As the presidency was busy explaining why they can’t bomb the forests, the bandits audaciously promised to kidnap the president and el-Rufai and followed it up by attacking the presidential guards. Yet, while others are shot for thought crimes, these are treated with Christian Dior deodorant.

Read also: Kidnappers, bandits zeroing in on clerics, religious bodies

Now, Unity schools within FCT have been closed due to ‘worsening insecurity.’ An indication that Abuja is not safe. And in a cruel twist of fate, PMB was invited to deliver a lecture on insecurity in Liberia… and he accepted! We have a disquieting level of unemployment, underemployment, misemployment (an engineer teaching in a private primary school) and malemployment (a graduate selling recharge-card).

If you are lucky to see a $, it costs N700. Debt servicing is 119 percent of revenue in the first 4 months of 2022; ASUU is on strike since February and NLC is protesting in support but N265 billion has been invested in foreign education as at May 2022. Corruption is being vigorously contained in a situation when the accountant-general could easily privatise N100bn+, as agency fees for disbursing public funds.

The price of petrol surreptitiously rose to N179 (it was just reduced in Zimbabwe) while the landing cost is N470; we have spent N23 trillion in the past 17 years on amoebic subsidy which PMB rightly described a scam. and JetA1 fuel goes for N900, the same price as diesel and kerosenes. Lending rate is at 25 percent while banks pay 2 percent on deposits, as inflation rate is 19 percent debt per capita is now N180000 (N6900 in 2015). This is as about 100 million of our compatriots are in multidimensional poverty, while HDI is at the bottom.

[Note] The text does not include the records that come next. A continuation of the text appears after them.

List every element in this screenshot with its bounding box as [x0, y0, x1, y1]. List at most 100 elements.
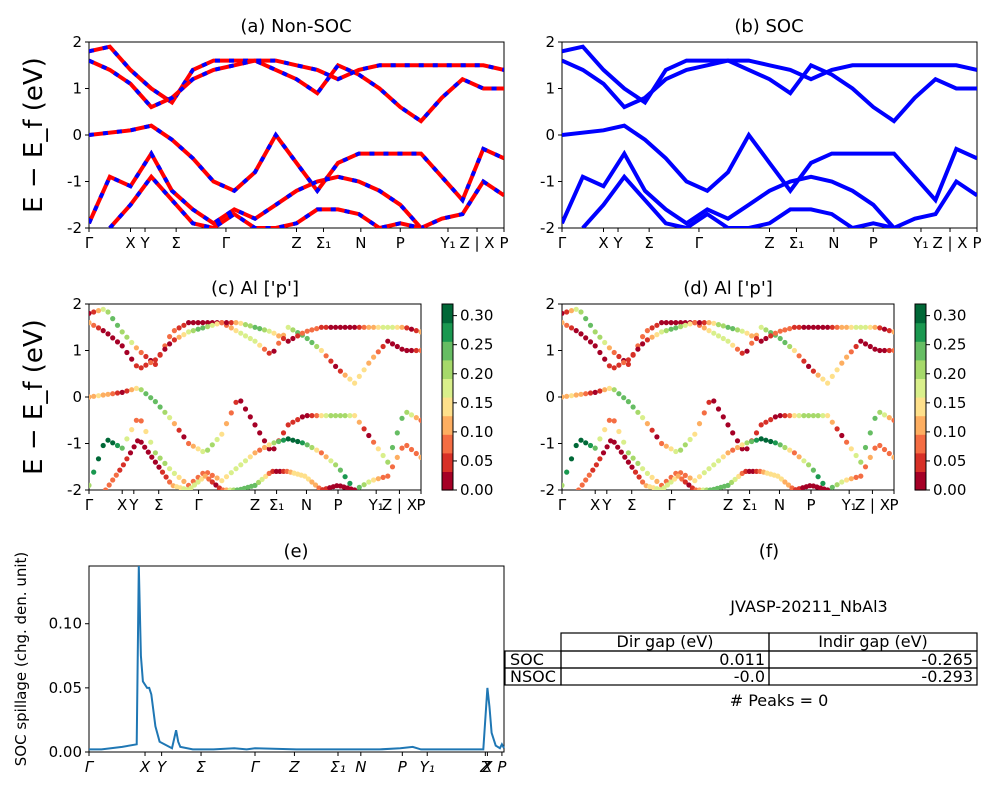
band-point	[202, 473, 208, 479]
band-point	[148, 359, 154, 366]
band-point	[568, 393, 575, 399]
band-point	[573, 392, 579, 398]
band-point	[219, 478, 225, 484]
panel-c-title: (c) Al ['p']	[211, 278, 299, 299]
band-point	[732, 476, 738, 482]
band-point	[886, 450, 892, 457]
band-point	[394, 430, 400, 436]
colorbar-tick-label: 0.20	[460, 365, 493, 383]
band-point	[129, 356, 135, 362]
band-point	[190, 328, 196, 334]
band-point	[276, 333, 282, 339]
band-point	[787, 447, 793, 453]
band-point	[352, 413, 358, 419]
band-point	[568, 308, 575, 314]
band-point	[380, 324, 386, 330]
band-point	[242, 458, 249, 464]
band-point	[138, 349, 144, 356]
band-point	[844, 324, 850, 330]
band-point	[810, 368, 817, 374]
band-point	[872, 415, 878, 421]
band-point	[366, 479, 372, 485]
band-point	[305, 476, 311, 482]
band-point	[810, 413, 817, 419]
band-point	[318, 450, 324, 456]
band-point	[337, 467, 343, 473]
band-point	[820, 376, 826, 382]
band-point	[834, 324, 840, 330]
band-point	[119, 445, 125, 451]
band-point	[839, 324, 845, 330]
band-area	[89, 44, 504, 228]
band-point	[782, 479, 788, 485]
band-point	[114, 390, 121, 396]
x-tick-label: Γ	[558, 496, 567, 514]
x-tick-label: Σ	[644, 234, 653, 252]
band-point	[276, 340, 282, 346]
band-point	[848, 476, 854, 482]
band-point	[848, 349, 854, 355]
band-point	[825, 380, 831, 386]
band-point	[399, 346, 405, 352]
band-point	[725, 422, 731, 428]
band-point	[687, 475, 693, 481]
band-point	[167, 334, 173, 340]
band-point	[729, 479, 735, 485]
band-point	[749, 340, 755, 346]
band-point	[375, 324, 381, 330]
band-point	[404, 409, 410, 415]
x-tick-label: P	[416, 496, 425, 514]
band-point	[152, 450, 158, 456]
x-tick-label: Σ	[171, 234, 180, 252]
plot-frame	[561, 41, 978, 229]
panel-a-title: (a) Non-SOC	[240, 16, 351, 37]
band-point	[758, 338, 764, 344]
band-area	[89, 306, 421, 490]
band-point	[261, 346, 268, 352]
peaks-count: # Peaks = 0	[730, 691, 829, 710]
band-point	[385, 338, 391, 344]
band-point	[853, 343, 859, 350]
band-point	[611, 365, 617, 371]
colorbar-segment	[442, 434, 453, 454]
band-point	[777, 335, 783, 342]
band-point	[649, 325, 655, 331]
y-tick-label: -1	[540, 435, 555, 453]
band-point	[110, 316, 116, 322]
band-point	[318, 347, 324, 354]
band-point	[720, 414, 726, 420]
band-point	[763, 335, 769, 342]
band-point	[276, 438, 282, 445]
band-point	[616, 353, 622, 360]
row-soc-dir: 0.011	[719, 650, 765, 669]
x-tick-label: Y₁	[420, 758, 435, 776]
band-point	[167, 415, 173, 421]
colorbar-tick-label: 0.20	[933, 365, 966, 383]
band-point	[91, 322, 97, 328]
band-point	[604, 444, 610, 450]
band-line-dash	[89, 44, 504, 124]
band-point	[611, 349, 617, 356]
band-point	[593, 462, 600, 468]
colorbar-tick-label: 0.30	[460, 307, 493, 325]
band-point	[219, 431, 225, 437]
band-point	[621, 359, 627, 366]
band-point	[309, 327, 315, 333]
x-tick-label: P	[398, 758, 408, 776]
band-point	[408, 326, 415, 332]
colorbar-segment	[915, 359, 926, 379]
band-point	[622, 454, 628, 460]
band-point	[758, 422, 764, 428]
band-point	[257, 326, 263, 332]
band-point	[133, 385, 139, 391]
y-tick-label: 0	[545, 126, 555, 144]
band-point	[583, 316, 589, 322]
band-point	[157, 404, 163, 410]
colorbar-segment	[915, 341, 926, 361]
band-point	[611, 439, 617, 445]
band-point	[323, 454, 329, 460]
band-point	[124, 456, 130, 462]
band-point	[881, 446, 888, 453]
band-point	[687, 436, 693, 443]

Social tension is unbelievably high and yet after 7 years of a Northern Fulani-Moslem president, the ruining party picks another Muslim from a zone that had 8 years presidency and 8 years VPship since 1999 and paired him with another Muslim (for which unknown bishops had to be procured to shore up the MM ticked). The ‘main opposition party’ also gives it to another Northern Fulani Moslem.

This is while Deborah is still fresh in the grave. Suddenly, people who have benefited from obscene quota and scandalous Federal Character policies are reminding us that religion does not matter (while Islam is splashed everywhere in our Constitution) and are talking of competence.

Indeed, as Asa warned during the NNPC repainting ceremony, there is fire on the mountain. 2023 is indeed an opportunity to start afresh; any mistake will be fatal.